Tous les citoyens de la nation ne font pas faute, ni erreur, ni oubli,
considérant la somme d'informations qui les aguiche, lorsqu'ils
ne se laissent plus attraper, autant que des gardons qui ne veulent
point mordre, se déconditionnant par accoutumance.
- Pour ma part, j'ai suivi mère pendant le sevrage et père
durant la misère. N'ai plus eu de maître après,
ni d'école, de confession, ou à penser. Chacun n'est point
libre d'en faire autant, s'il est contraint de suivre une éducation,
une soutane, un métier, un adjudant, un parti, une entreprise,
un emploi, une confortable respectabilité, et autres responsables
servitudes, pour gagner sa vie.
- T'as connu le sous-développement.
- Celui d'un hémisphère seulement, comme tous les habitants
de la Terre. Entre les deux, le corps calleux de mon cerveau ne fait
plus la frontière qui vérifie mes bagages d'émigrant,
ordres de soumission héréditaires et actes acquis par
formation. Je n'ai rien gardé de ce côté, pas
même mon travail.
- Comme tu vois, j'ai aussi pris le droit de ne plus participer à
des concours de pêche aux voix. Après avoir longtemps fait
mon devoir d'électeur, voté fidèlement pour des
candidats d'un parti dont aucun n'a jamais été élu,
mes appâts n'ont donc pas non plus été représentés.
Les amorces n'ayant point attiré, je n'ai pas pour autant été
remplir mon filet chez le poissonnier. Les idées,elles ne s'achètent
ni ne se gagnent. La seule fois où j'ai cru trouver à
élire un représentant selon ma patience, il le fut par
beaucoup au plus haut niveau de la nation, figure-toi.
- T'as dû être satisfait d'un coup, après tant d'années
où tu étais, en quelque sorte, mis hors la loi ?
- Ne m'a pas représenté.
- Les élus respectent la minorité vaincue de l'électorat,
défendent les choix de la majorité victorieuse. Et le
premier d'entre eux parle, à lui seul, au nom de tous les citoyens.
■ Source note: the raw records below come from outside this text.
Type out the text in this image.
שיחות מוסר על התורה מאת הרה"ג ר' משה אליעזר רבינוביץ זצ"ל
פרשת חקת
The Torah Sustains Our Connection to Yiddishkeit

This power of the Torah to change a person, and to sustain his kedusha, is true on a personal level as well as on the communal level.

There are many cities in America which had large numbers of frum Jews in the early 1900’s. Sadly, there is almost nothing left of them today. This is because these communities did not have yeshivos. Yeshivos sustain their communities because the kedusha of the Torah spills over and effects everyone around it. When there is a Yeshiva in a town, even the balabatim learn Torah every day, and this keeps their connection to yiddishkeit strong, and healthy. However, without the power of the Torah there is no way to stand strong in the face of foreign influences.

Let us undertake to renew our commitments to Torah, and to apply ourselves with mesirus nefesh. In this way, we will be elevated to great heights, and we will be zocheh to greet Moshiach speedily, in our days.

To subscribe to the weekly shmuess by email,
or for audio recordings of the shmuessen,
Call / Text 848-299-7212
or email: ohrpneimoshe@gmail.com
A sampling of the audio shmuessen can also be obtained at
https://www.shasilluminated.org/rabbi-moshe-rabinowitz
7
Y a pas mieux pour revendiquer le bien public, proposer des lois, faire
en sorte.
- C'est le Français ministré qui aime dire "faire
en sorte", lorsqu'il n'a rien à faire. ".
Mais je crois bien entendre résonner toutes sortes de voix à
mes oreilles - la mienne comprise - qui avaient bourré cette
urne, comme venant d'une enceinte acoustique, reproduire les sons de
leurs maîtres, qui me parviennent de droite et de gauche dans
la parfaite confusion stéréophonique. Combien sont-elles
qui prennent encore cela pour de la haute fidélité ? Tous
les disciples de Marx ont été trahis par électoralisme,
tout comme les apôtres l'avaient déjà été
dès la première mise en scène démocrate
chrétienne. C'est dans l'ordre des choses qui ne tiennent pas
de la raison mais à des intérêts.
L'urne a fait silence de ses voix défuntes. A moi de m'asseoir
sur elles. Va falloir diffuser la mienne, sur des ondes d'amplitude
suffisante pour former des vagues modulées en fréquences
courtes au possible. Et qu'importe leur équation passagère.
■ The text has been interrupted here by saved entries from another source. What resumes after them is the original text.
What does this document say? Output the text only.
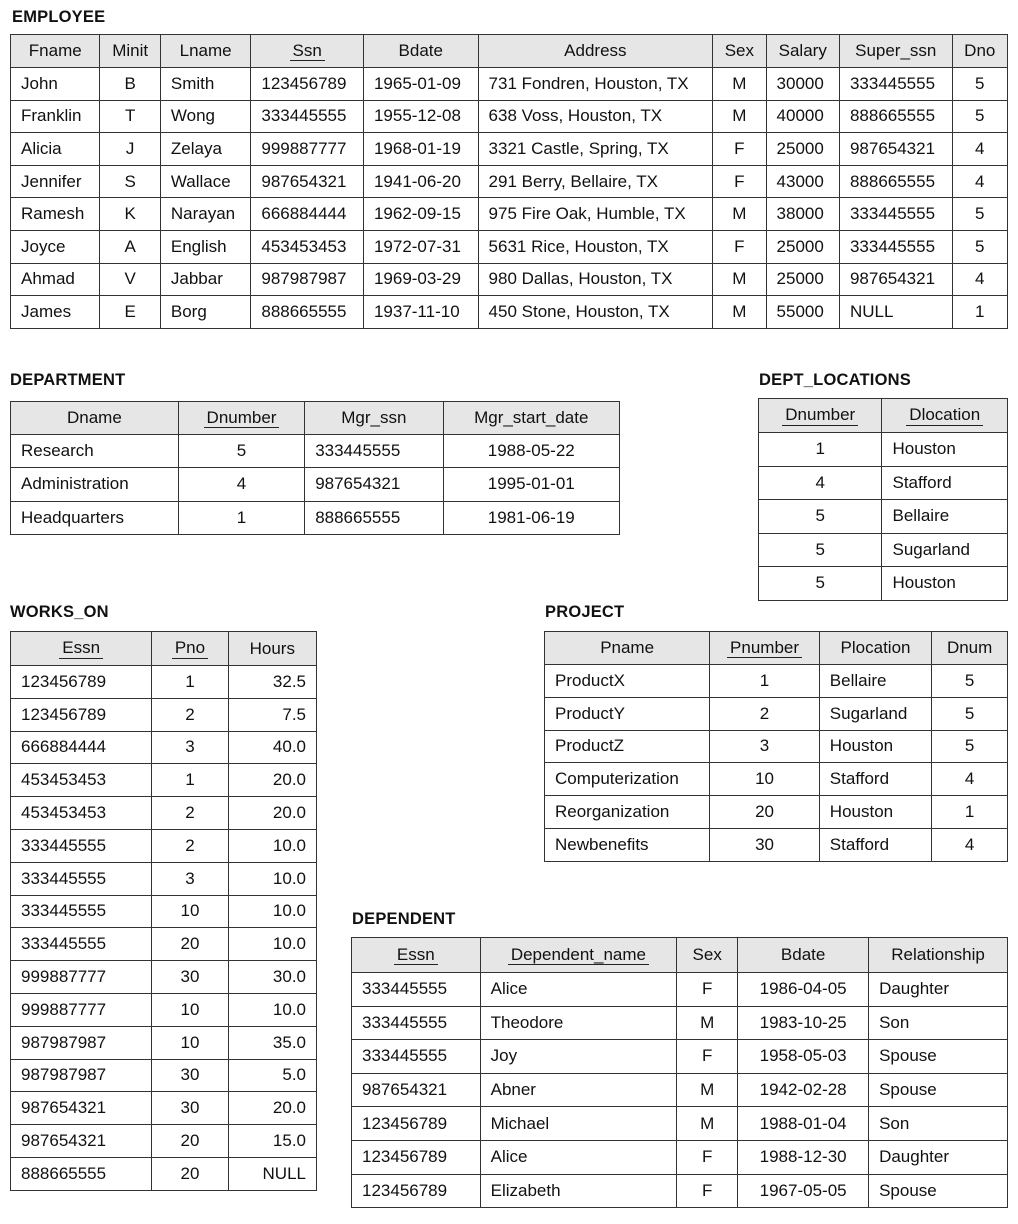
EMPLOYEE
Fname	Minit	Lname	Ssn	Bdate	Address	Sex	Salary	Super_ssn	Dno
John	B	Smith	123456789	1965-01-09	731 Fondren, Houston, TX	M	30000	333445555	5
Franklin	T	Wong	333445555	1955-12-08	638 Voss, Houston, TX	M	40000	888665555	5
Alicia	J	Zelaya	999887777	1968-01-19	3321 Castle, Spring, TX	F	25000	987654321	4
Jennifer	S	Wallace	987654321	1941-06-20	291 Berry, Bellaire, TX	F	43000	888665555	4
Ramesh	K	Narayan	666884444	1962-09-15	975 Fire Oak, Humble, TX	M	38000	333445555	5
Joyce	A	English	453453453	1972-07-31	5631 Rice, Houston, TX	F	25000	333445555	5
Ahmad	V	Jabbar	987987987	1969-03-29	980 Dallas, Houston, TX	M	25000	987654321	4
James	E	Borg	888665555	1937-11-10	450 Stone, Houston, TX	M	55000	NULL	1
DEPARTMENT
Dname	Dnumber	Mgr_ssn	Mgr_start_date
Research	5	333445555	1988-05-22
Administration	4	987654321	1995-01-01
Headquarters	1	888665555	1981-06-19
DEPT_LOCATIONS
Dnumber	Dlocation
1	Houston
4	Stafford
5	Bellaire
5	Sugarland
5	Houston
WORKS_ON
Essn	Pno	Hours
123456789	1	32.5
123456789	2	7.5
666884444	3	40.0
453453453	1	20.0
453453453	2	20.0
333445555	2	10.0
333445555	3	10.0
333445555	10	10.0
333445555	20	10.0
999887777	30	30.0
999887777	10	10.0
987987987	10	35.0
987987987	30	5.0
987654321	30	20.0
987654321	20	15.0
888665555	20	NULL
PROJECT
Pname	Pnumber	Plocation	Dnum
ProductX	1	Bellaire	5
ProductY	2	Sugarland	5
ProductZ	3	Houston	5
Computerization	10	Stafford	4
Reorganization	20	Houston	1
Newbenefits	30	Stafford	4
DEPENDENT
Essn	Dependent_name	Sex	Bdate	Relationship
333445555	Alice	F	1986-04-05	Daughter
333445555	Theodore	M	1983-10-25	Son
333445555	Joy	F	1958-05-03	Spouse
987654321	Abner	M	1942-02-28	Spouse
123456789	Michael	M	1988-01-04	Son
123456789	Alice	F	1988-12-30	Daughter
123456789	Elizabeth	F	1967-05-05	Spouse
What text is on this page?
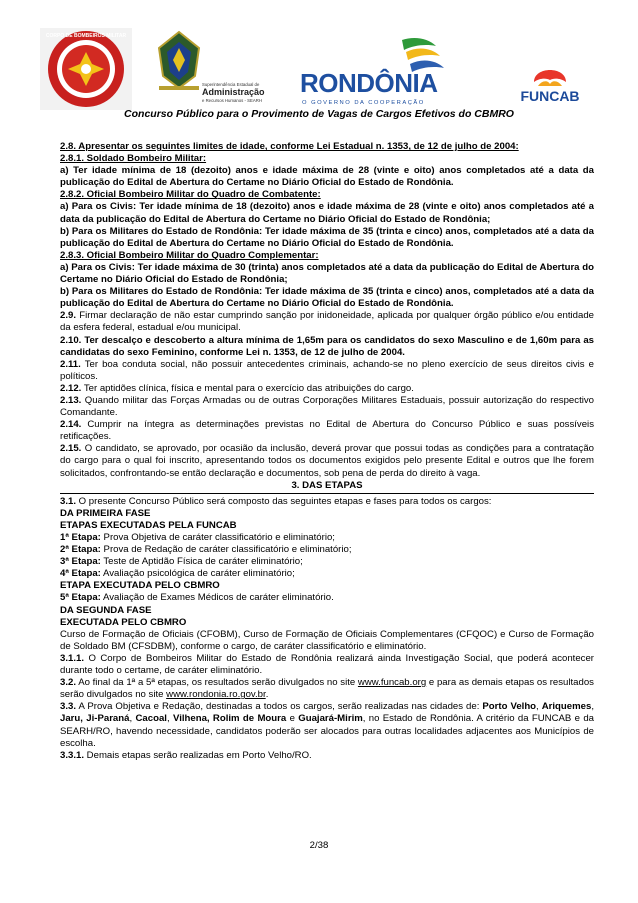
CORPO DE BOMBEIROS MILITAR
Superintendência Estadual de
Administração
e Recursos Humanos - SEARH
RONDÔNIA
O GOVERNO DA COOPERAÇÃO	FUNCAB
Concurso Público para o Provimento de Vagas de Cargos Efetivos do CBMRO

2.8. Apresentar os seguintes limites de idade, conforme Lei Estadual n. 1353, de 12 de julho de 2004:

2.8.1. Soldado Bombeiro Militar:

a) Ter idade mínima de 18 (dezoito) anos e idade máxima de 28 (vinte e oito) anos completados até a data da publicação do Edital de Abertura do Certame no Diário Oficial do Estado de Rondônia.

2.8.2. Oficial Bombeiro Militar do Quadro de Combatente:

a) Para os Civis: Ter idade mínima de 18 (dezoito) anos e idade máxima de 28 (vinte e oito) anos completados até a data da publicação do Edital de Abertura do Certame no Diário Oficial do Estado de Rondônia;

b) Para os Militares do Estado de Rondônia: Ter idade máxima de 35 (trinta e cinco) anos, completados até a data da publicação do Edital de Abertura do Certame no Diário Oficial do Estado de Rondônia.

2.8.3. Oficial Bombeiro Militar do Quadro Complementar:

a) Para os Civis: Ter idade máxima de 30 (trinta) anos completados até a data da publicação do Edital de Abertura do Certame no Diário Oficial do Estado de Rondônia;

b) Para os Militares do Estado de Rondônia: Ter idade máxima de 35 (trinta e cinco) anos, completados até a data da publicação do Edital de Abertura do Certame no Diário Oficial do Estado de Rondônia.

2.9. Firmar declaração de não estar cumprindo sanção por inidoneidade, aplicada por qualquer órgão público e/ou entidade da esfera federal, estadual e/ou municipal.

2.10. Ter descalço e descoberto a altura mínima de 1,65m para os candidatos do sexo Masculino e de 1,60m para as candidatas do sexo Feminino, conforme Lei n. 1353, de 12 de julho de 2004.

2.11. Ter boa conduta social, não possuir antecedentes criminais, achando-se no pleno exercício de seus direitos civis e políticos.

2.12. Ter aptidões clínica, física e mental para o exercício das atribuições do cargo.

2.13. Quando militar das Forças Armadas ou de outras Corporações Militares Estaduais, possuir autorização do respectivo Comandante.

2.14. Cumprir na íntegra as determinações previstas no Edital de Abertura do Concurso Público e suas possíveis retificações.

2.15. O candidato, se aprovado, por ocasião da inclusão, deverá provar que possui todas as condições para a contratação do cargo para o qual foi inscrito, apresentando todos os documentos exigidos pelo presente Edital e outros que lhe forem solicitados, confrontando-se então declaração e documentos, sob pena de perda do direito à vaga.

3. DAS ETAPAS

3.1. O presente Concurso Público será composto das seguintes etapas e fases para todos os cargos:

DA PRIMEIRA FASE

ETAPAS EXECUTADAS PELA FUNCAB

1ª Etapa: Prova Objetiva de caráter classificatório e eliminatório;

2ª Etapa: Prova de Redação de caráter classificatório e eliminatório;

3ª Etapa: Teste de Aptidão Física de caráter eliminatório;

4ª Etapa: Avaliação psicológica de caráter eliminatório;

ETAPA EXECUTADA PELO CBMRO

5ª Etapa: Avaliação de Exames Médicos de caráter eliminatório.

DA SEGUNDA FASE

EXECUTADA PELO CBMRO

Curso de Formação de Oficiais (CFOBM), Curso de Formação de Oficiais Complementares (CFQOC) e Curso de Formação de Soldado BM (CFSDBM), conforme o cargo, de caráter classificatório e eliminatório.

3.1.1. O Corpo de Bombeiros Militar do Estado de Rondônia realizará ainda Investigação Social, que poderá acontecer durante todo o certame, de caráter eliminatório.

3.2. Ao final da 1ª a 5ª etapas, os resultados serão divulgados no site www.funcab.org e para as demais etapas os resultados serão divulgados no site www.rondonia.ro.gov.br.

3.3. A Prova Objetiva e Redação, destinadas a todos os cargos, serão realizadas nas cidades de: Porto Velho, Ariquemes, Jaru, Ji-Paraná, Cacoal, Vilhena, Rolim de Moura e Guajará-Mirim, no Estado de Rondônia. A critério da FUNCAB e da SEARH/RO, havendo necessidade, candidatos poderão ser alocados para outras localidades adjacentes aos Municípios de escolha.

3.3.1. Demais etapas serão realizadas em Porto Velho/RO.

2/38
Celles des eaux, produites par le vent qui vient de se lever, sont tout
aussi renouvelables. Nous émettons à tour de rôle,
l'urne et moi. Elle quand je suis debout. Je m'assois et c'est mon tour
:
- Les électeurs sont conviés à passer devant
une table pour agréer des plans qu'ils n'ont point élaborés
à l'entour. Beaucoup de problèmes se créent alors
en dehors de leur avis et autant de solutions se constipent par de longues
assises. Le simple citoyen est consulté seulement pendant quelques
minutes, lors des élections, et à la façon dont
s'interroge un individu suspect; puis il est réduit au silence
pour longtemps, voire ignoré s'il ne commet pas un fait divers.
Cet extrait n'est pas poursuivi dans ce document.